Source: Zona Research
Technology and services providers
|Brio Technologies||www.brio.com||B2X e-services||Builds and delivers business intelligence, enterprise reporting, and analytic applications to users in intranet and extranet environments|
|CyberCash||www.cybercash.com||B2X e-services||Payment service and software for online business|
|Check Point Software||www.checkpoint.com||B2X e-services||Offers secure virtual networking architecture|
|VeriSign||www.verisign.com||B2X e-services||Provider of Internet trust services, including authentication, validation and payment for the B2B market|
|Ariba||www.Ariba.com||IT Solutions||E-business software. Includes Tradex and Trading Dynamics|
|Commerce One||www.commerceone.com||IT Solutions||E-business software. Includes CommerceBid|
|i2 Technologies||www.i2.com||IT Solutions||Provider of supply chain optimisation solutions|
|InfoBank||www.intradeonline.com||IT Solutions||Develops B2B marketplace solutions|
|Tradex||www.Tradex.com||IT Solutions||Exchange market software with auctions|
|Vignette||www.vignette.com||IT Solutions||Supplier of e-business applications for building online businesses|
Tips on Entering Marketplaces
UBS Warburg has scored sectors according to their suitability for B2B marketplace operations in the short and long-term. Generally speaking, industries that have low technological readiness and are highly fragmented will not fare well today. This provides some indication as to which marketplaces are likely to offer good services now and in the future.
1. In the short-term, the three sectors most suited to B2B were computers and electronics, automotive, and travel and transport.
2. In the long-term, the three sectors most suited to B2B were travel and transport, publishing and printing, and SMEs.
Other issues to consider when assessing the benefits of signing up include:
1. Does the exchange create price transparency for both new and existing goods?
2. If the seller is disposing of excess goods is the benefit passed onto the buyer?
3. Does the exchange encourage co-operation between parties, bringing intangible benefits such as goods standardisation?
4. Check that the marketplace in question has good buying power to deliver economies of scale.

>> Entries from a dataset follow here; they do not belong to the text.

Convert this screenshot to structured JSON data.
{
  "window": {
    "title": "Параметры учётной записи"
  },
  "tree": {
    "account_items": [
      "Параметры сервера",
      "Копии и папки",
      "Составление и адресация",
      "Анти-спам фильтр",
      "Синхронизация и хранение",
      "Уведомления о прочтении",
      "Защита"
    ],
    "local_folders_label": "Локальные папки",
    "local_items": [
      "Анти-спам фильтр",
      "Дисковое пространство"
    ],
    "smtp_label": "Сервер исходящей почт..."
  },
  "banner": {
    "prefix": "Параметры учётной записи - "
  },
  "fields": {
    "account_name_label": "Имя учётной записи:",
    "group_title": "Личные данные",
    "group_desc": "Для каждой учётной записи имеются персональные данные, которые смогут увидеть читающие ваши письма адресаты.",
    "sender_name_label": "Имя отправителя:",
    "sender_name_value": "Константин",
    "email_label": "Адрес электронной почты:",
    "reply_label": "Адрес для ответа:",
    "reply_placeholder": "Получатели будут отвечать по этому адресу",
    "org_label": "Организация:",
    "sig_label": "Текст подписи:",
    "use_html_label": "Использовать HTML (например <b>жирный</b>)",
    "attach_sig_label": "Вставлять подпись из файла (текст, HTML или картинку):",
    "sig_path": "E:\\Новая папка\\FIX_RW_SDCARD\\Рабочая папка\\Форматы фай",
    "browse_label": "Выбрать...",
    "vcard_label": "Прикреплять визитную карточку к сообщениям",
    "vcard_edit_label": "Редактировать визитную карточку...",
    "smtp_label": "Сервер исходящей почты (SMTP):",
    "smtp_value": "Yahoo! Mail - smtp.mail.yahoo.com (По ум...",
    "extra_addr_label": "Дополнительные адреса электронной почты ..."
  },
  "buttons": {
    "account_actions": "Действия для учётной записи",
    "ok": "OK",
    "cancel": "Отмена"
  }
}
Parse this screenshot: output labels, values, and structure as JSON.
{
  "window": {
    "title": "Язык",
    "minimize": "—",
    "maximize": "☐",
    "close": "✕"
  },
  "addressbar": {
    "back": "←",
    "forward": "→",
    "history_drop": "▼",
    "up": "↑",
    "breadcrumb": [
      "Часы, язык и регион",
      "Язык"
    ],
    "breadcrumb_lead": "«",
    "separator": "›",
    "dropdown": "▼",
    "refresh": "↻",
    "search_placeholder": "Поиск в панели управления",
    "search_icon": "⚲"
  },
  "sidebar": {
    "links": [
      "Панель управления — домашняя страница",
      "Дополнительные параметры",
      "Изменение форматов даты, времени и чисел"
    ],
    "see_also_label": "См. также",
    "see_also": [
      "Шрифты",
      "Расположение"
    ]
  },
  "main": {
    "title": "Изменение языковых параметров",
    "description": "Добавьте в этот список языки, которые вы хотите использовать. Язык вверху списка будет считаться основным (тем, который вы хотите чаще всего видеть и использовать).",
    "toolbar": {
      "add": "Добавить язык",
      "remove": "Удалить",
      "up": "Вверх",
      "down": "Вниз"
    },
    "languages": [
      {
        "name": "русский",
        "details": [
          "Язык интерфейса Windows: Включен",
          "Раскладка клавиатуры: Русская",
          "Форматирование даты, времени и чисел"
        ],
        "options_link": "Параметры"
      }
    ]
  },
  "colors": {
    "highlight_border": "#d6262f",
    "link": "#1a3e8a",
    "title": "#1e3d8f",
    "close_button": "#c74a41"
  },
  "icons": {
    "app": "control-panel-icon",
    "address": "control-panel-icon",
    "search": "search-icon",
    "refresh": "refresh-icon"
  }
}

5. If you are a volume buyer, ask about acquiring equity in the marketplace.
6. Ask about the maturity of the technology underpinning the marketplace. This is a competitive area for IT vendors and problems may occur such as incompatibility of solutions.
7. Are you using the marketplace to compete with your competitors, or would going in with them benefit all? For example, car manufacturers might want to co-operate on procuring wiper blades but not on sourcing CD machines.
8. If you are joining a new marketplace are you clear what risks you might be asked to absorb?
9. Is the governance of the marketplace settled, especially in the light of recent problems to do with anti-competitive practice?
10. Is it worth joining a marketplace and ditching your legacy investment in the existing supply chain? Don't get caught up in hype.